Multi-objective optimization via equivariant deep hypervolume approximation

TL;DR

This paper introduces DeepHV, a neural network-based approach to efficiently approximate the hypervolume indicator in multi-objective optimization, leveraging equivariance properties for improved accuracy and generalization.

Contribution

The paper proposes DeepHV, a deep neural network that approximates hypervolume using equivariance to scale and permutation, enhancing efficiency and scalability in multi-objective optimization.

Findings

DeepHV achieves comparable accuracy to exact methods.

DeepHV significantly reduces computation time.

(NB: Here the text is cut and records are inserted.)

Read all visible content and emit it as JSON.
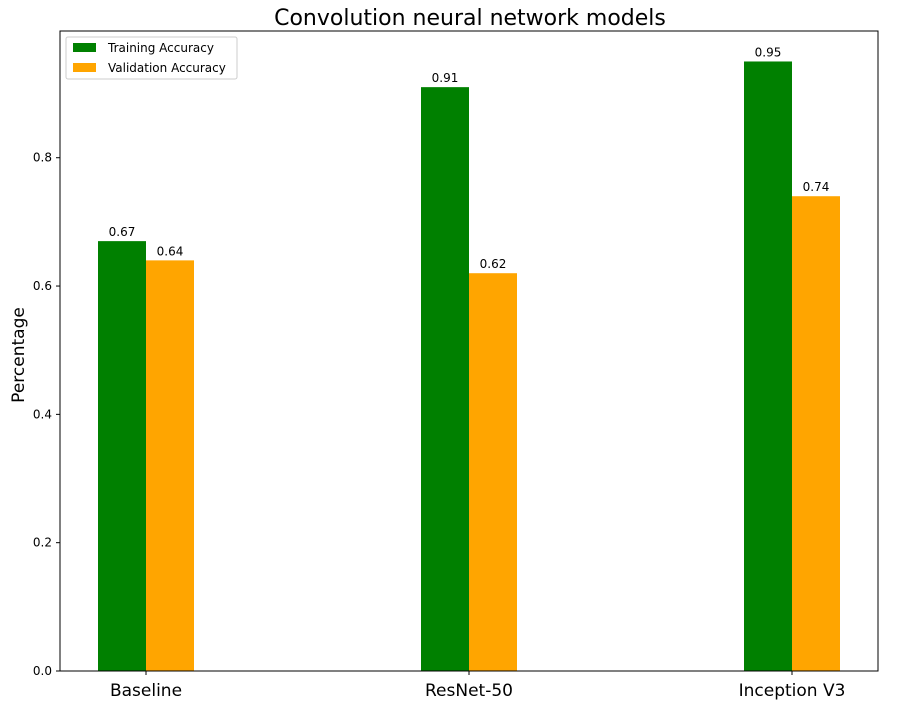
{
  "chart_data": {
    "type": "bar",
    "title": "Convolution neural network models",
    "ylabel": "Percentage",
    "xlabel": "",
    "categories": [
      "Baseline",
      "ResNet-50",
      "Inception V3"
    ],
    "series": [
      {
        "name": "Training Accuracy",
        "values": [
          0.67,
          0.91,
          0.95
        ],
        "color": "#008000"
      },
      {
        "name": "Validation Accuracy",
        "values": [
          0.64,
          0.62,
          0.74
        ],
        "color": "#ffa500"
      }
    ],
    "ylim": [
      0,
      0.9975
    ],
    "yticks": [
      "0.0",
      "0.2",
      "0.4",
      "0.6",
      "0.8"
    ],
    "data_labels": true,
    "grid": false,
    "legend": "top-left"
  }
}
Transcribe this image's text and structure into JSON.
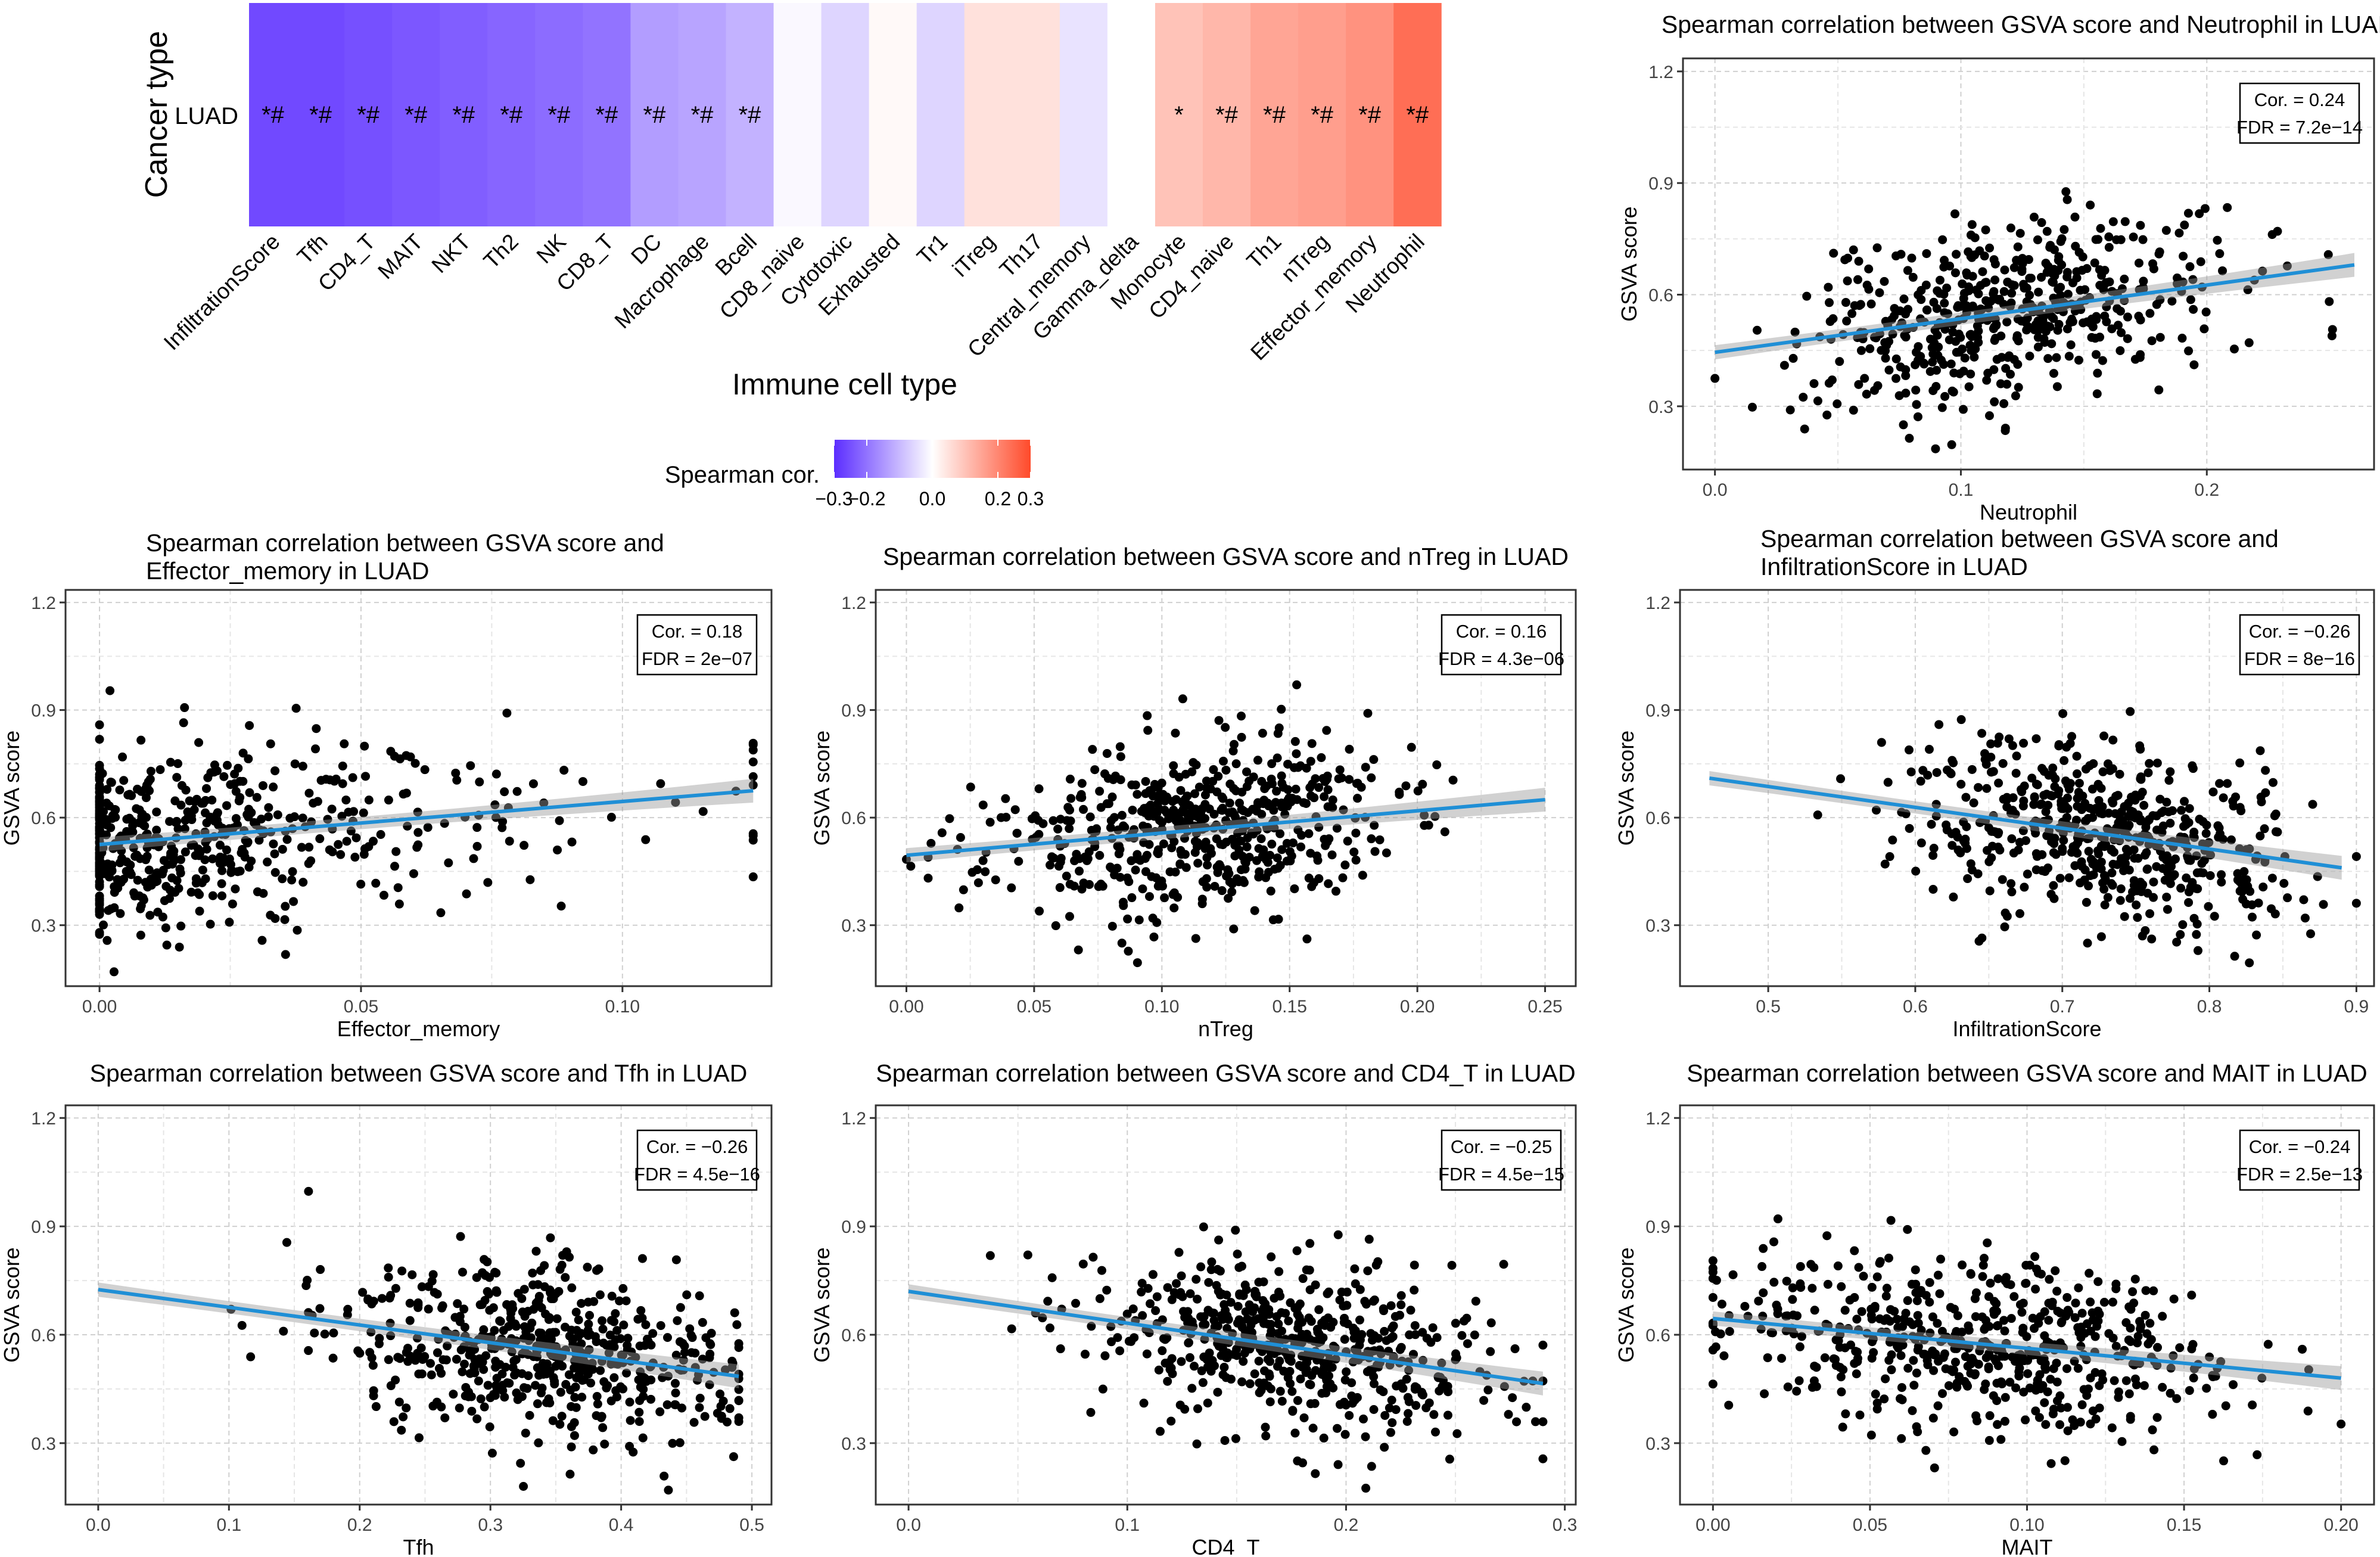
{
  "heatmap": {
    "ylabel": "Cancer type",
    "row_label": "LUAD",
    "xlabel": "Immune cell type",
    "legend_title": "Spearman cor.",
    "legend_ticks": [
      "−0.3",
      "−0.2",
      "0.0",
      "0.2",
      "0.3"
    ],
    "colors": {
      "low": "#5b2dff",
      "mid": "#ffffff",
      "high": "#ff4a2a"
    },
    "cells": [
      {
        "name": "InfiltrationScore",
        "cor": -0.26,
        "sig": "*#"
      },
      {
        "name": "Tfh",
        "cor": -0.26,
        "sig": "*#"
      },
      {
        "name": "CD4_T",
        "cor": -0.25,
        "sig": "*#"
      },
      {
        "name": "MAIT",
        "cor": -0.24,
        "sig": "*#"
      },
      {
        "name": "NKT",
        "cor": -0.23,
        "sig": "*#"
      },
      {
        "name": "Th2",
        "cor": -0.22,
        "sig": "*#"
      },
      {
        "name": "NK",
        "cor": -0.21,
        "sig": "*#"
      },
      {
        "name": "CD8_T",
        "cor": -0.2,
        "sig": "*#"
      },
      {
        "name": "DC",
        "cor": -0.14,
        "sig": "*#"
      },
      {
        "name": "Macrophage",
        "cor": -0.13,
        "sig": "*#"
      },
      {
        "name": "Bcell",
        "cor": -0.11,
        "sig": "*#"
      },
      {
        "name": "CD8_naive",
        "cor": -0.01,
        "sig": ""
      },
      {
        "name": "Cytotoxic",
        "cor": -0.06,
        "sig": ""
      },
      {
        "name": "Exhausted",
        "cor": 0.01,
        "sig": ""
      },
      {
        "name": "Tr1",
        "cor": -0.06,
        "sig": ""
      },
      {
        "name": "iTreg",
        "cor": 0.05,
        "sig": ""
      },
      {
        "name": "Th17",
        "cor": 0.05,
        "sig": ""
      },
      {
        "name": "Central_memory",
        "cor": -0.04,
        "sig": ""
      },
      {
        "name": "Gamma_delta",
        "cor": 0.0,
        "sig": ""
      },
      {
        "name": "Monocyte",
        "cor": 0.1,
        "sig": "*"
      },
      {
        "name": "CD4_naive",
        "cor": 0.12,
        "sig": "*#"
      },
      {
        "name": "Th1",
        "cor": 0.15,
        "sig": "*#"
      },
      {
        "name": "nTreg",
        "cor": 0.16,
        "sig": "*#"
      },
      {
        "name": "Effector_memory",
        "cor": 0.18,
        "sig": "*#"
      },
      {
        "name": "Neutrophil",
        "cor": 0.24,
        "sig": "*#"
      }
    ]
  },
  "chart_data": [
    {
      "type": "scatter",
      "seed": 7,
      "n": 520,
      "title": [
        "Spearman correlation between GSVA score and Neutrophil in LUAD"
      ],
      "xlabel": "Neutrophil",
      "ylabel": "GSVA score",
      "xlim": [
        -0.013,
        0.268
      ],
      "ylim": [
        0.13,
        1.235
      ],
      "xticks": [
        0.0,
        0.1,
        0.2
      ],
      "xtick_labels": [
        "0.0",
        "0.1",
        "0.2"
      ],
      "yticks": [
        0.3,
        0.6,
        0.9,
        1.2
      ],
      "ytick_labels": [
        "0.3",
        "0.6",
        "0.9",
        "1.2"
      ],
      "cor_label": "Cor. = 0.24",
      "fdr_label": "FDR = 7.2e−14",
      "fit": {
        "x0": 0.0,
        "y0": 0.445,
        "x1": 0.26,
        "y1": 0.68
      },
      "x_dist": {
        "mode": "normal",
        "mu": 0.12,
        "sd": 0.042,
        "min": 0.0,
        "max": 0.26,
        "zero_frac": 0
      },
      "noise_sd": 0.12
    },
    {
      "type": "scatter",
      "seed": 11,
      "n": 560,
      "title": [
        "Spearman correlation between GSVA score and",
        "Effector_memory in LUAD"
      ],
      "xlabel": "Effector_memory",
      "ylabel": "GSVA score",
      "xlim": [
        -0.0065,
        0.1285
      ],
      "ylim": [
        0.13,
        1.235
      ],
      "xticks": [
        0.0,
        0.05,
        0.1
      ],
      "xtick_labels": [
        "0.00",
        "0.05",
        "0.10"
      ],
      "yticks": [
        0.3,
        0.6,
        0.9,
        1.2
      ],
      "ytick_labels": [
        "0.3",
        "0.6",
        "0.9",
        "1.2"
      ],
      "cor_label": "Cor. = 0.18",
      "fdr_label": "FDR = 2e−07",
      "fit": {
        "x0": 0.0,
        "y0": 0.525,
        "x1": 0.125,
        "y1": 0.675
      },
      "x_dist": {
        "mode": "exp",
        "mu": 0.028,
        "sd": 0.0,
        "min": 0.0,
        "max": 0.125,
        "zero_frac": 0.2
      },
      "noise_sd": 0.12
    },
    {
      "type": "scatter",
      "seed": 23,
      "n": 560,
      "title": [
        "Spearman correlation between GSVA score and nTreg in LUAD"
      ],
      "xlabel": "nTreg",
      "ylabel": "GSVA score",
      "xlim": [
        -0.012,
        0.262
      ],
      "ylim": [
        0.13,
        1.235
      ],
      "xticks": [
        0.0,
        0.05,
        0.1,
        0.15,
        0.2,
        0.25
      ],
      "xtick_labels": [
        "0.00",
        "0.05",
        "0.10",
        "0.15",
        "0.20",
        "0.25"
      ],
      "yticks": [
        0.3,
        0.6,
        0.9,
        1.2
      ],
      "ytick_labels": [
        "0.3",
        "0.6",
        "0.9",
        "1.2"
      ],
      "cor_label": "Cor. = 0.16",
      "fdr_label": "FDR = 4.3e−06",
      "fit": {
        "x0": 0.0,
        "y0": 0.495,
        "x1": 0.25,
        "y1": 0.65
      },
      "x_dist": {
        "mode": "normal",
        "mu": 0.11,
        "sd": 0.04,
        "min": 0.0,
        "max": 0.25,
        "zero_frac": 0
      },
      "noise_sd": 0.12
    },
    {
      "type": "scatter",
      "seed": 31,
      "n": 560,
      "title": [
        "Spearman correlation between GSVA score and",
        "InfiltrationScore in LUAD"
      ],
      "xlabel": "InfiltrationScore",
      "ylabel": "GSVA score",
      "xlim": [
        0.44,
        0.912
      ],
      "ylim": [
        0.13,
        1.235
      ],
      "xticks": [
        0.5,
        0.6,
        0.7,
        0.8,
        0.9
      ],
      "xtick_labels": [
        "0.5",
        "0.6",
        "0.7",
        "0.8",
        "0.9"
      ],
      "yticks": [
        0.3,
        0.6,
        0.9,
        1.2
      ],
      "ytick_labels": [
        "0.3",
        "0.6",
        "0.9",
        "1.2"
      ],
      "cor_label": "Cor. = −0.26",
      "fdr_label": "FDR = 8e−16",
      "fit": {
        "x0": 0.46,
        "y0": 0.71,
        "x1": 0.89,
        "y1": 0.46
      },
      "x_dist": {
        "mode": "normal",
        "mu": 0.73,
        "sd": 0.065,
        "min": 0.46,
        "max": 0.9,
        "zero_frac": 0
      },
      "noise_sd": 0.12
    },
    {
      "type": "scatter",
      "seed": 43,
      "n": 560,
      "title": [
        "Spearman correlation between GSVA score and Tfh in LUAD"
      ],
      "xlabel": "Tfh",
      "ylabel": "GSVA score",
      "xlim": [
        -0.025,
        0.515
      ],
      "ylim": [
        0.13,
        1.235
      ],
      "xticks": [
        0.0,
        0.1,
        0.2,
        0.3,
        0.4,
        0.5
      ],
      "xtick_labels": [
        "0.0",
        "0.1",
        "0.2",
        "0.3",
        "0.4",
        "0.5"
      ],
      "yticks": [
        0.3,
        0.6,
        0.9,
        1.2
      ],
      "ytick_labels": [
        "0.3",
        "0.6",
        "0.9",
        "1.2"
      ],
      "cor_label": "Cor. = −0.26",
      "fdr_label": "FDR = 4.5e−16",
      "fit": {
        "x0": 0.0,
        "y0": 0.725,
        "x1": 0.49,
        "y1": 0.485
      },
      "x_dist": {
        "mode": "normal",
        "mu": 0.34,
        "sd": 0.08,
        "min": 0.0,
        "max": 0.49,
        "zero_frac": 0
      },
      "noise_sd": 0.12
    },
    {
      "type": "scatter",
      "seed": 53,
      "n": 560,
      "title": [
        "Spearman correlation between GSVA score and CD4_T in LUAD"
      ],
      "xlabel": "CD4_T",
      "ylabel": "GSVA score",
      "xlim": [
        -0.015,
        0.305
      ],
      "ylim": [
        0.13,
        1.235
      ],
      "xticks": [
        0.0,
        0.1,
        0.2,
        0.3
      ],
      "xtick_labels": [
        "0.0",
        "0.1",
        "0.2",
        "0.3"
      ],
      "yticks": [
        0.3,
        0.6,
        0.9,
        1.2
      ],
      "ytick_labels": [
        "0.3",
        "0.6",
        "0.9",
        "1.2"
      ],
      "cor_label": "Cor. = −0.25",
      "fdr_label": "FDR = 4.5e−15",
      "fit": {
        "x0": 0.0,
        "y0": 0.72,
        "x1": 0.29,
        "y1": 0.465
      },
      "x_dist": {
        "mode": "normal",
        "mu": 0.18,
        "sd": 0.05,
        "min": 0.0,
        "max": 0.29,
        "zero_frac": 0
      },
      "noise_sd": 0.12
    },
    {
      "type": "scatter",
      "seed": 61,
      "n": 560,
      "title": [
        "Spearman correlation between GSVA score and MAIT in LUAD"
      ],
      "xlabel": "MAIT",
      "ylabel": "GSVA score",
      "xlim": [
        -0.0105,
        0.2105
      ],
      "ylim": [
        0.13,
        1.235
      ],
      "xticks": [
        0.0,
        0.05,
        0.1,
        0.15,
        0.2
      ],
      "xtick_labels": [
        "0.00",
        "0.05",
        "0.10",
        "0.15",
        "0.20"
      ],
      "yticks": [
        0.3,
        0.6,
        0.9,
        1.2
      ],
      "ytick_labels": [
        "0.3",
        "0.6",
        "0.9",
        "1.2"
      ],
      "cor_label": "Cor. = −0.24",
      "fdr_label": "FDR = 2.5e−13",
      "fit": {
        "x0": 0.0,
        "y0": 0.645,
        "x1": 0.2,
        "y1": 0.48
      },
      "x_dist": {
        "mode": "normal",
        "mu": 0.085,
        "sd": 0.04,
        "min": 0.0,
        "max": 0.2,
        "zero_frac": 0
      },
      "noise_sd": 0.12
    }
  ]
}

DeepHV generalizes well across different objectives and data sets.

Abstract

Optimizing multiple competing objectives is a common problem across science and industry. The inherent inextricable trade-off between those objectives leads one to the task of exploring their Pareto front. A meaningful quantity for the purpose of the latter is the hypervolume indicator, which is used in Bayesian Optimization (BO) and Evolutionary Algorithms (EAs). However, the computational complexity for the calculation of the hypervolume scales unfavorably with increasing number of objectives and data points, which restricts its use in those common multi-objective optimization frameworks. To overcome these restrictions we propose to approximate the hypervolume function with a deep neural network, which we call DeepHV. For better sample efficiency and generalization, we exploit the fact that the hypervolume is scale-equivariant in each of the objectives as well as permutation invariant w.r.t. both the objectives and the samples, by using a deep neural network that is equivariant w.r.t. the combined group of scalings and permutations. We evaluate our method against exact, and approximate hypervolume methods in terms of accuracy, computation time, and generalization. We also apply and compare our methods to state-of-the-art multi-objective BO methods and EAs on a range of synthetic benchmark test cases. The results show that our methods are promising for such multi-objective optimization tasks.